Since the phase angle between the shaded and unshaded sections is small, shaded-pole motors produce only a small starting torque relative to torque at full speed. Shaded-pole motors of the asymmetrical type shown are reversible only by disassembly and flipping over of the stator, though some similar-looking motors have small, switch-shortable auxiliary windings of thin wire instead of thick copper bars and can reverse electrically. Another method of electrical reversing involves four coils (two pairs of identical coils).

The common, asymmetrical form of these motors (pictured) has only one winding, with no capacitor or starting windings/starting switch, making them economical and reliable. More powerful and more modern types may have multiple physical windings, though electrically only one, and a capacitor may be used. Because their starting torque is low, they are best suited to driving fans or other loads that are easily started. They may have multiple taps near one electrical end of the winding, which provides variable speed and power by selection of one tap at a time, as in ceiling fans. Moreover, they are compatible with TRIAC-based variable-speed controls, which often are used with fans.

Such motors are built in power sizes up to about 1/4 hp output. Above about 1/3 hp they are not common, and for more powerful motors other designs offer better characteristics. A main disadvantage is their low efficiency of around 26%. A major advantage is that the motor's stall current is only slightly higher than the running current, so there is low risk of severe over-heating or tripping the circuit protection if the motor is stalled for some reason.
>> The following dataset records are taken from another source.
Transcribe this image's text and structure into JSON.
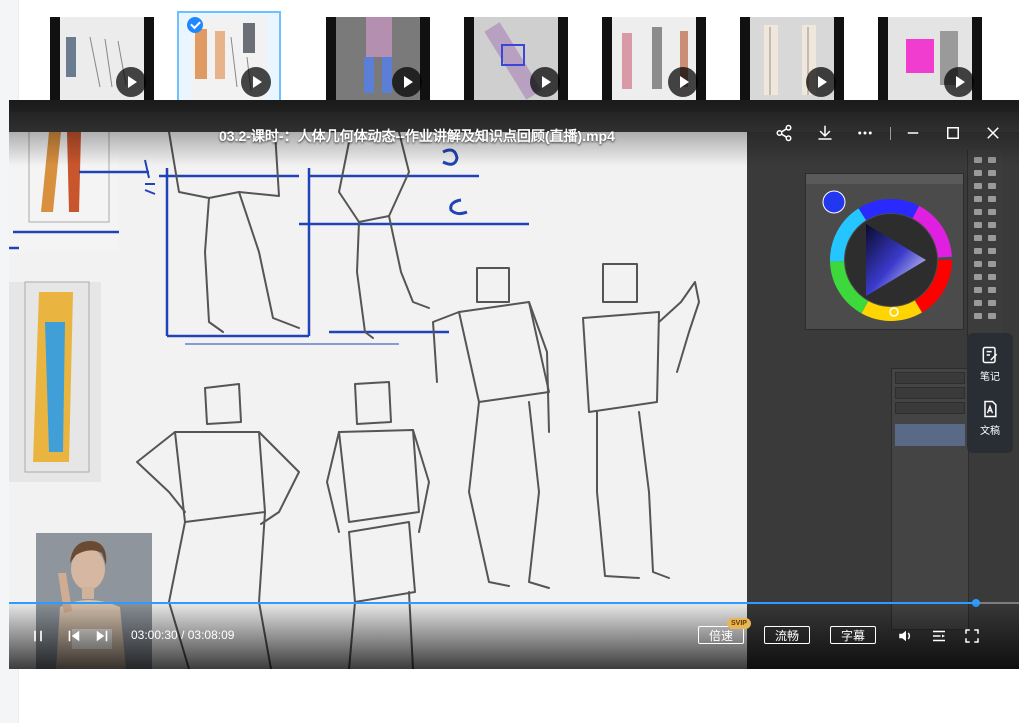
{
  "thumbnails": [
    {
      "id": "t1",
      "selected": false
    },
    {
      "id": "t2",
      "selected": true
    },
    {
      "id": "t3",
      "selected": false
    },
    {
      "id": "t4",
      "selected": false
    },
    {
      "id": "t5",
      "selected": false
    },
    {
      "id": "t6",
      "selected": false
    },
    {
      "id": "t7",
      "selected": false
    }
  ],
  "player": {
    "title": "03.2-课时-：人体几何体动态--作业讲解及知识点回顾(直播).mp4",
    "current_time": "03:00:30",
    "time_separator": "/",
    "duration": "03:08:09",
    "progress_fraction": 0.957,
    "speed_label": "倍速",
    "speed_badge": "SVIP",
    "quality_label": "流畅",
    "subtitle_label": "字幕",
    "accent_color": "#2e9bff",
    "side_panel": {
      "notes_label": "笔记",
      "doc_label": "文稿"
    },
    "icons": {
      "share": "share-icon",
      "download": "download-icon",
      "more": "more-icon",
      "minimize": "minimize-icon",
      "maximize": "maximize-icon",
      "close": "close-icon",
      "pause": "pause-icon",
      "prev": "skip-previous-icon",
      "next": "skip-next-icon",
      "volume": "volume-icon",
      "playlist": "playlist-icon",
      "fullscreen": "fullscreen-icon"
    }
  }
}
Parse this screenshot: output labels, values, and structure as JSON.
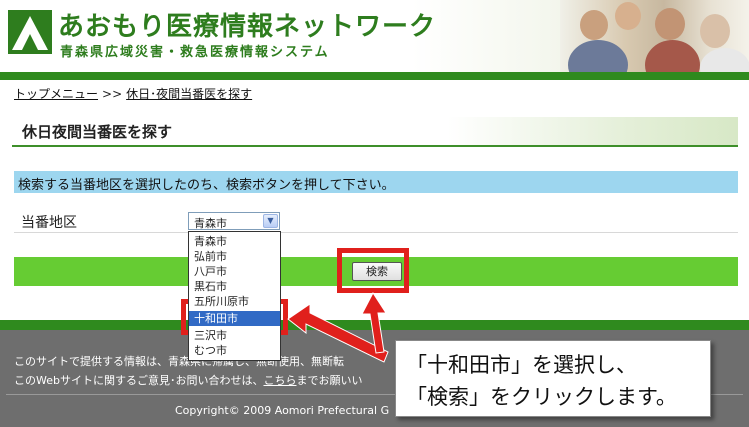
{
  "header": {
    "title": "あおもり医療情報ネットワーク",
    "subtitle": "青森県広域災害・救急医療情報システム"
  },
  "breadcrumb": {
    "top_menu": "トップメニュー",
    "separator": ">>",
    "current": "休日･夜間当番医を探す"
  },
  "page": {
    "title": "休日夜間当番医を探す",
    "instruction": "検索する当番地区を選択したのち、検索ボタンを押して下さい。"
  },
  "form": {
    "district_label": "当番地区",
    "selected": "青森市",
    "options": [
      "青森市",
      "弘前市",
      "八戸市",
      "黒石市",
      "五所川原市",
      "十和田市",
      "三沢市",
      "むつ市"
    ],
    "highlighted_option": "十和田市",
    "search_label": "検索"
  },
  "footer": {
    "line1": "このサイトで提供する情報は、青森県に帰属し、無断使用、無断転",
    "line2_pre": "このWebサイトに関するご意見･お問い合わせは、",
    "line2_link": "こちら",
    "line2_post": "までお願いい",
    "copyright": "Copyright© 2009 Aomori Prefectural G"
  },
  "callout": {
    "line1": "「十和田市」を選択し、",
    "line2": "「検索」をクリックします。"
  },
  "colors": {
    "brand_green": "#2f8a1e",
    "search_bar": "#66cc33",
    "instruction_bg": "#9dd6ef",
    "annotation_red": "#e0201c",
    "selection_blue": "#316ac5"
  }
}
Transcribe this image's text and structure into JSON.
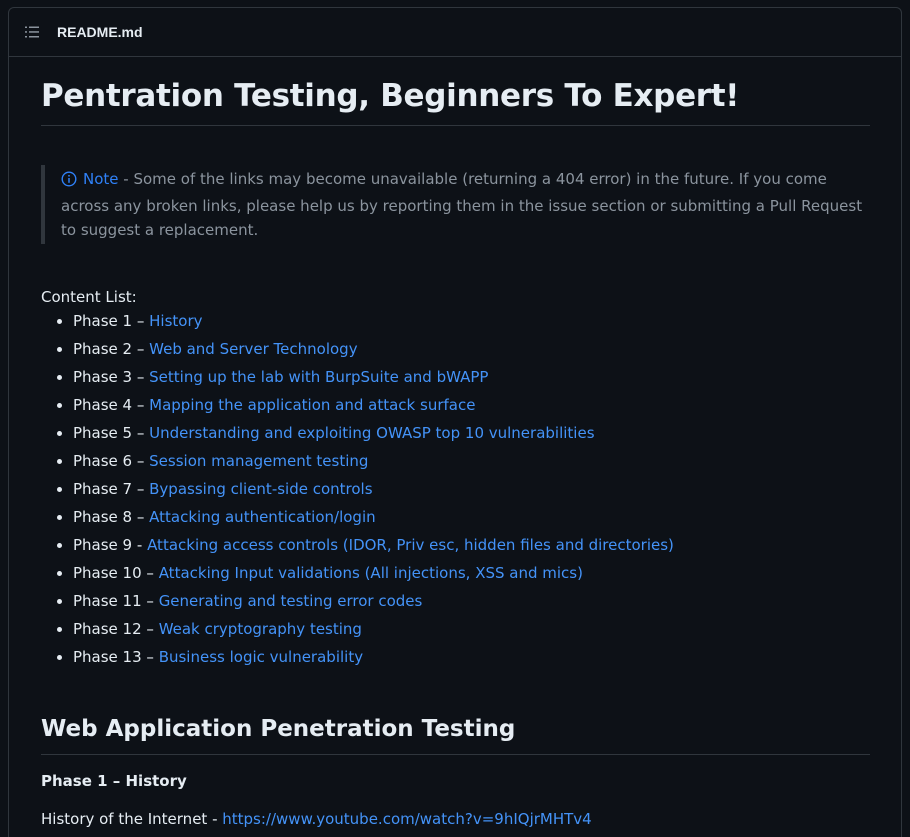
{
  "file": {
    "name": "README.md"
  },
  "readme": {
    "title": "Pentration Testing, Beginners To Expert!",
    "note": {
      "title": "Note",
      "text": " - Some of the links may become unavailable (returning a 404 error) in the future. If you come across any broken links, please help us by reporting them in the issue section or submitting a Pull Request to suggest a replacement."
    },
    "content_label": "Content List:",
    "phases": [
      {
        "prefix": "Phase 1 – ",
        "link": "History"
      },
      {
        "prefix": "Phase 2 – ",
        "link": "Web and Server Technology"
      },
      {
        "prefix": "Phase 3 – ",
        "link": "Setting up the lab with BurpSuite and bWAPP"
      },
      {
        "prefix": "Phase 4 – ",
        "link": "Mapping the application and attack surface"
      },
      {
        "prefix": "Phase 5 – ",
        "link": "Understanding and exploiting OWASP top 10 vulnerabilities"
      },
      {
        "prefix": "Phase 6 – ",
        "link": "Session management testing"
      },
      {
        "prefix": "Phase 7 – ",
        "link": "Bypassing client-side controls"
      },
      {
        "prefix": "Phase 8 – ",
        "link": "Attacking authentication/login"
      },
      {
        "prefix": "Phase 9 - ",
        "link": "Attacking access controls (IDOR, Priv esc, hidden files and directories)"
      },
      {
        "prefix": "Phase 10 – ",
        "link": "Attacking Input validations (All injections, XSS and mics)"
      },
      {
        "prefix": "Phase 11 – ",
        "link": "Generating and testing error codes"
      },
      {
        "prefix": "Phase 12 – ",
        "link": "Weak cryptography testing"
      },
      {
        "prefix": "Phase 13 – ",
        "link": "Business logic vulnerability"
      }
    ],
    "section_title": "Web Application Penetration Testing",
    "phase1_heading": "Phase 1 – History",
    "history_line": {
      "label": "History of the Internet - ",
      "url": "https://www.youtube.com/watch?v=9hIQjrMHTv4"
    }
  },
  "icons": {
    "toc": "list-unordered-icon",
    "note": "info-icon"
  },
  "colors": {
    "background": "#0d1117",
    "border": "#30363d",
    "text": "#e6edf3",
    "muted": "#8b949e",
    "link": "#4493f8",
    "note_accent": "#2f81f7"
  }
}
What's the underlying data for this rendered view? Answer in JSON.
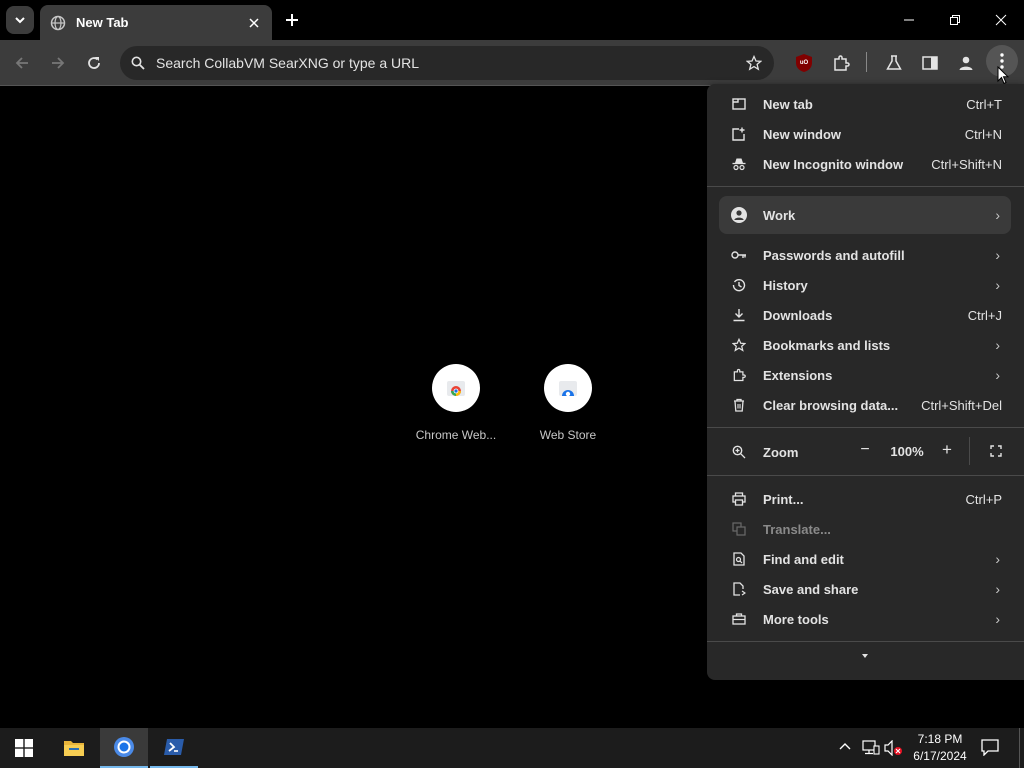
{
  "tab": {
    "title": "New Tab"
  },
  "omnibox": {
    "placeholder": "Search CollabVM SearXNG or type a URL"
  },
  "extensions": {
    "ublock_badge": "uO"
  },
  "shortcuts": [
    {
      "label": "Chrome Web..."
    },
    {
      "label": "Web Store"
    }
  ],
  "menu": {
    "new_tab": {
      "label": "New tab",
      "shortcut": "Ctrl+T"
    },
    "new_window": {
      "label": "New window",
      "shortcut": "Ctrl+N"
    },
    "new_incognito": {
      "label": "New Incognito window",
      "shortcut": "Ctrl+Shift+N"
    },
    "profile": {
      "label": "Work"
    },
    "passwords": {
      "label": "Passwords and autofill"
    },
    "history": {
      "label": "History"
    },
    "downloads": {
      "label": "Downloads",
      "shortcut": "Ctrl+J"
    },
    "bookmarks": {
      "label": "Bookmarks and lists"
    },
    "extensions": {
      "label": "Extensions"
    },
    "clear_data": {
      "label": "Clear browsing data...",
      "shortcut": "Ctrl+Shift+Del"
    },
    "zoom": {
      "label": "Zoom",
      "minus": "−",
      "value": "100%",
      "plus": "+"
    },
    "print": {
      "label": "Print...",
      "shortcut": "Ctrl+P"
    },
    "translate": {
      "label": "Translate..."
    },
    "find_edit": {
      "label": "Find and edit"
    },
    "save_share": {
      "label": "Save and share"
    },
    "more_tools": {
      "label": "More tools"
    }
  },
  "taskbar": {
    "time": "7:18 PM",
    "date": "6/17/2024"
  },
  "colors": {
    "menu_bg": "#282828",
    "toolbar_bg": "#3c3c3c",
    "taskbar_bg": "#1c1c1c",
    "accent_blue": "#1a73e8"
  }
}
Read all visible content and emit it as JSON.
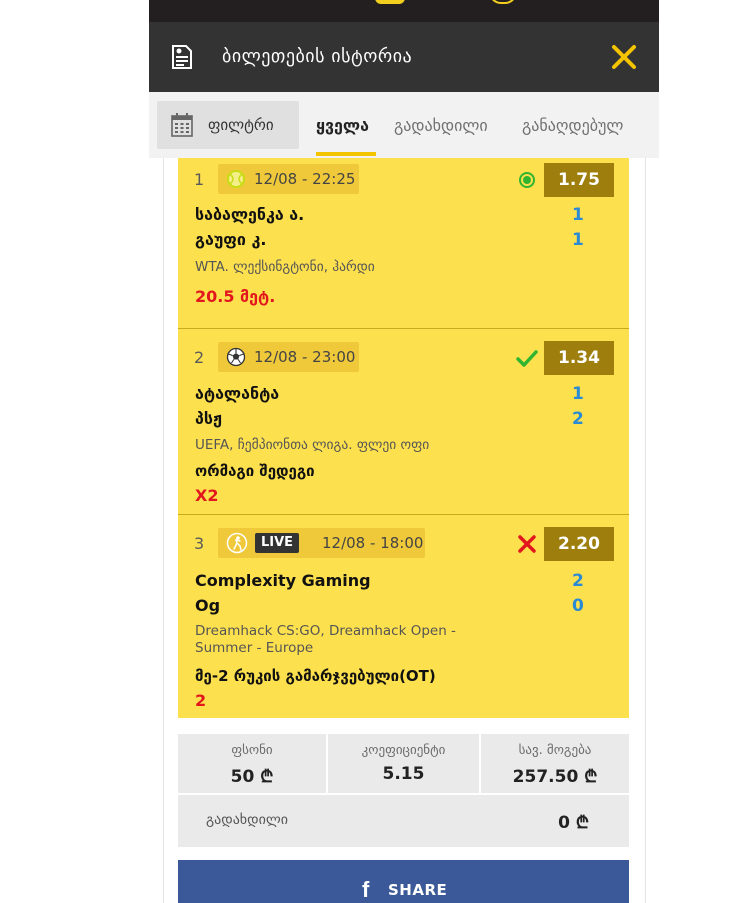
{
  "header": {
    "title": "ბილეთების ისტორია",
    "icon": "receipt-icon",
    "close_icon": "close-icon",
    "accent": "#f5c400"
  },
  "filter": {
    "label": "ფილტრი",
    "icon": "calendar-icon"
  },
  "tabs": [
    {
      "label": "ყველა",
      "active": true
    },
    {
      "label": "გადახდილი",
      "active": false
    },
    {
      "label": "განაღდებულ",
      "active": false
    }
  ],
  "bets": [
    {
      "number": "1",
      "sport_icon": "tennis-ball-icon",
      "live": "",
      "datetime": "12/08 - 22:25",
      "status_icon": "pending-dot-icon",
      "odds": "1.75",
      "team1": "საბალენკა ა.",
      "team2": "გაუფი კ.",
      "score1": "1",
      "score2": "1",
      "league": "WTA. ლექსინგტონი, ჰარდი",
      "market": "",
      "pick": "20.5 მეტ."
    },
    {
      "number": "2",
      "sport_icon": "soccer-ball-icon",
      "live": "",
      "datetime": "12/08 - 23:00",
      "status_icon": "won-check-icon",
      "odds": "1.34",
      "team1": "ატალანტა",
      "team2": "პსჟ",
      "score1": "1",
      "score2": "2",
      "league": "UEFA, ჩემპიონთა ლიგა. ფლეი ოფი",
      "market": "ორმაგი შედეგი",
      "pick": "X2"
    },
    {
      "number": "3",
      "sport_icon": "esports-icon",
      "live": "LIVE",
      "datetime": "12/08 - 18:00",
      "status_icon": "lost-cross-icon",
      "odds": "2.20",
      "team1": "Complexity Gaming",
      "team2": "Og",
      "score1": "2",
      "score2": "0",
      "league": "Dreamhack CS:GO, Dreamhack Open - Summer - Europe",
      "market": "მე-2 რუკის გამარჯვებული(OT)",
      "pick": "2"
    }
  ],
  "summary": {
    "stake_label": "ფსონი",
    "stake_value": "50 ₾",
    "coef_label": "კოეფიციენტი",
    "coef_value": "5.15",
    "win_label": "სავ. მოგება",
    "win_value": "257.50 ₾",
    "paid_label": "გადახდილი",
    "paid_value": "0 ₾"
  },
  "share": {
    "label": "SHARE",
    "icon": "facebook-icon"
  },
  "colors": {
    "card": "#fde04d",
    "odds_bg": "#9e7f0e",
    "pick": "#e2161d",
    "score": "#2a8ad4",
    "won": "#2fb52f",
    "lost": "#e2161d",
    "facebook": "#3b5998"
  }
}
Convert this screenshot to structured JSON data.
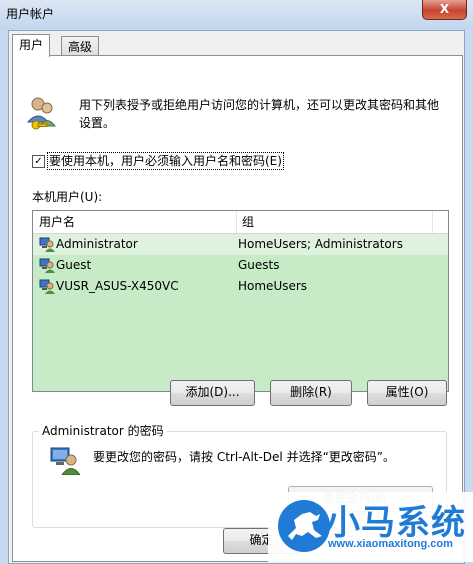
{
  "window": {
    "title": "用户帐户",
    "close_glyph": "X"
  },
  "tabs": [
    {
      "label": "用户",
      "active": true
    },
    {
      "label": "高级",
      "active": false
    }
  ],
  "intro": {
    "text": "用下列表授予或拒绝用户访问您的计算机，还可以更改其密码和其他设置。"
  },
  "require_login": {
    "checked": true,
    "check_glyph": "✓",
    "label": "要使用本机，用户必须输入用户名和密码(E)"
  },
  "users_list": {
    "label": "本机用户(U):",
    "columns": [
      "用户名",
      "组"
    ],
    "rows": [
      {
        "name": "Administrator",
        "group": "HomeUsers; Administrators"
      },
      {
        "name": "Guest",
        "group": "Guests"
      },
      {
        "name": "VUSR_ASUS-X450VC",
        "group": "HomeUsers"
      }
    ]
  },
  "buttons": {
    "add": "添加(D)...",
    "remove": "删除(R)",
    "properties": "属性(O)"
  },
  "password_group": {
    "title": "Administrator 的密码",
    "text": "要更改您的密码，请按 Ctrl-Alt-Del 并选择“更改密码”。",
    "reset_button": "重置密码(P)..."
  },
  "footer": {
    "ok_button": "确定"
  },
  "watermark": {
    "brand": "小马系统",
    "url": "www.xiaomaxitong.com"
  },
  "colors": {
    "accent": "#1f7bd6",
    "list_bg": "#c8ebc7",
    "title_bg": "#c6d9ef",
    "close": "#c7432c"
  }
}
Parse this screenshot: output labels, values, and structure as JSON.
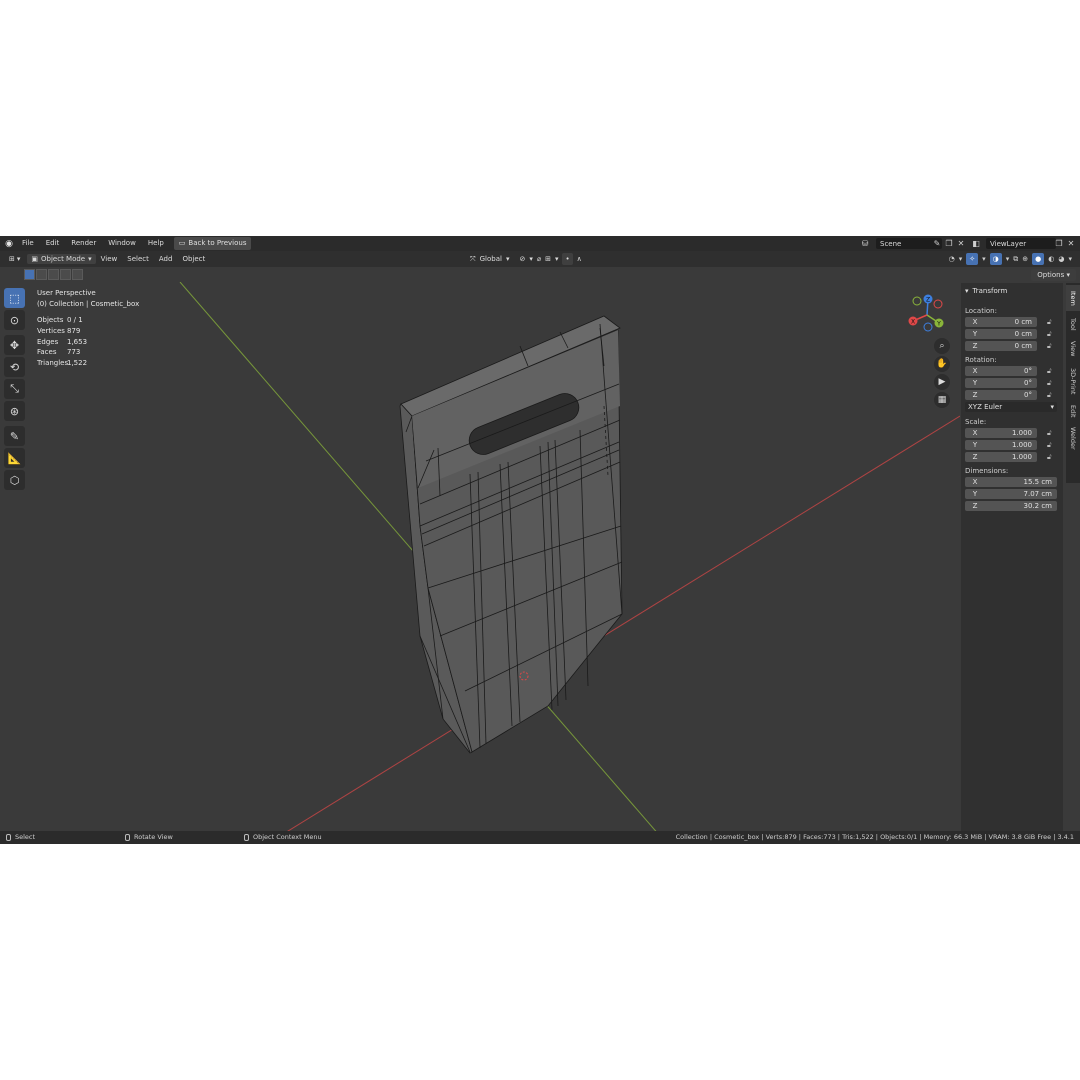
{
  "topbar": {
    "menus": [
      "File",
      "Edit",
      "Render",
      "Window",
      "Help"
    ],
    "back_button": "Back to Previous",
    "scene": "Scene",
    "view_layer": "ViewLayer"
  },
  "header": {
    "mode": "Object Mode",
    "menus": [
      "View",
      "Select",
      "Add",
      "Object"
    ],
    "orientation": "Global",
    "options": "Options"
  },
  "viewport": {
    "perspective": "User Perspective",
    "collection": "(0) Collection | Cosmetic_box",
    "stats": [
      {
        "label": "Objects",
        "value": "0 / 1"
      },
      {
        "label": "Vertices",
        "value": "879"
      },
      {
        "label": "Edges",
        "value": "1,653"
      },
      {
        "label": "Faces",
        "value": "773"
      },
      {
        "label": "Triangles",
        "value": "1,522"
      }
    ],
    "gizmo": {
      "x": "X",
      "y": "Y",
      "z": "Z"
    }
  },
  "npanel": {
    "title": "Transform",
    "location_label": "Location:",
    "location": [
      {
        "axis": "X",
        "value": "0 cm"
      },
      {
        "axis": "Y",
        "value": "0 cm"
      },
      {
        "axis": "Z",
        "value": "0 cm"
      }
    ],
    "rotation_label": "Rotation:",
    "rotation": [
      {
        "axis": "X",
        "value": "0°"
      },
      {
        "axis": "Y",
        "value": "0°"
      },
      {
        "axis": "Z",
        "value": "0°"
      }
    ],
    "rotation_mode": "XYZ Euler",
    "scale_label": "Scale:",
    "scale": [
      {
        "axis": "X",
        "value": "1.000"
      },
      {
        "axis": "Y",
        "value": "1.000"
      },
      {
        "axis": "Z",
        "value": "1.000"
      }
    ],
    "dimensions_label": "Dimensions:",
    "dimensions": [
      {
        "axis": "X",
        "value": "15.5 cm"
      },
      {
        "axis": "Y",
        "value": "7.07 cm"
      },
      {
        "axis": "Z",
        "value": "30.2 cm"
      }
    ],
    "tabs": [
      "Item",
      "Tool",
      "View",
      "3D-Print",
      "Edit",
      "Welder"
    ]
  },
  "statusbar": {
    "select": "Select",
    "rotate": "Rotate View",
    "context": "Object Context Menu",
    "info": "Collection | Cosmetic_box | Verts:879 | Faces:773 | Tris:1,522 | Objects:0/1 | Memory: 66.3 MiB | VRAM: 3.8 GiB Free | 3.4.1"
  },
  "colors": {
    "accent": "#4772b3",
    "x_axis": "#e04848",
    "y_axis": "#8ab53a",
    "z_axis": "#3d7fdf"
  }
}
Operation of a two-pole squirrel-cage shaded-pole motor showing its rotating magnetic field

==Types==
- Squirrel-cage asynchronous: The most common type of shaded-pole motor in fractional horsepower use has a squirrel-cage rotor that consists of a laminated steel cylinder with conductive copper or aluminum bars embedded lengthwise in its surface, connected at the ends.
- Synchronous permamagnetized uses a magnetized rotor, e.g. a permanent magnet. This rotor rotates synchronously with the rotating magnetic field: if the rotor begins to lag behind the rotating field, driving torque increases and the rotor speeds up slightly until the rotor's position within the rotating field is a point where torque = drag; similarly, if the rotation of the field slows down, the rotor will advance relative to the field, torque will decline, or even become negative, slowing the speed of the rotor until it again reaches a position relative to the field where torque = drag.
Because of this, these motors are often used to drive electric clocks and, occasionally, phonograph turntables. In these applications, the speed of the motor is as accurate as the frequency of the mains power applied to the motor. These motors are also used in electric shavers. Frequently, the rotor and its associated reduction geartrain are encased in an aluminium, copper, or plastic enclosure; the enclosed rotor is driven magnetically through the enclosure. Such geared motors are commonly available with the final output shaft or gear rotating from 600 RPM down to as low as 1/168 revolution per hour (1 revolution per week).
- Synchronous squirrel-cage combines the two, in that the magnetized rotor is provided with a squirrel cage, so that the motor starts like an induction motor, once the rotor is pulled into synchronism with its magnet, the squirrel cage has no current induced in it and so plays no further part in the operation.

==Starting issues and torque limitations==

The power output of shaded pole motors is usually very low. Because there is often no explicit starting mechanism, the rotor of a motor operating from a constant frequency mains supply must be very light so that it is capable of reaching running speed within one cycle of the mains frequency.
A further development dispenses with the shading rings altogether. The application of power gives the magnetised rotor enough of a 'flick' to move it fast enough to establish synchronism. A mechanical means prevents the rotor from starting in the wrong direction. This design will only work satisfactorily if the standstill load is near to zero and has very little inertia. This is similar to the motor used in quartz-timed mechanical clocks.
In more recent times, the use of variable frequency controls permits synchronous motors to start slowly and deliver more torque.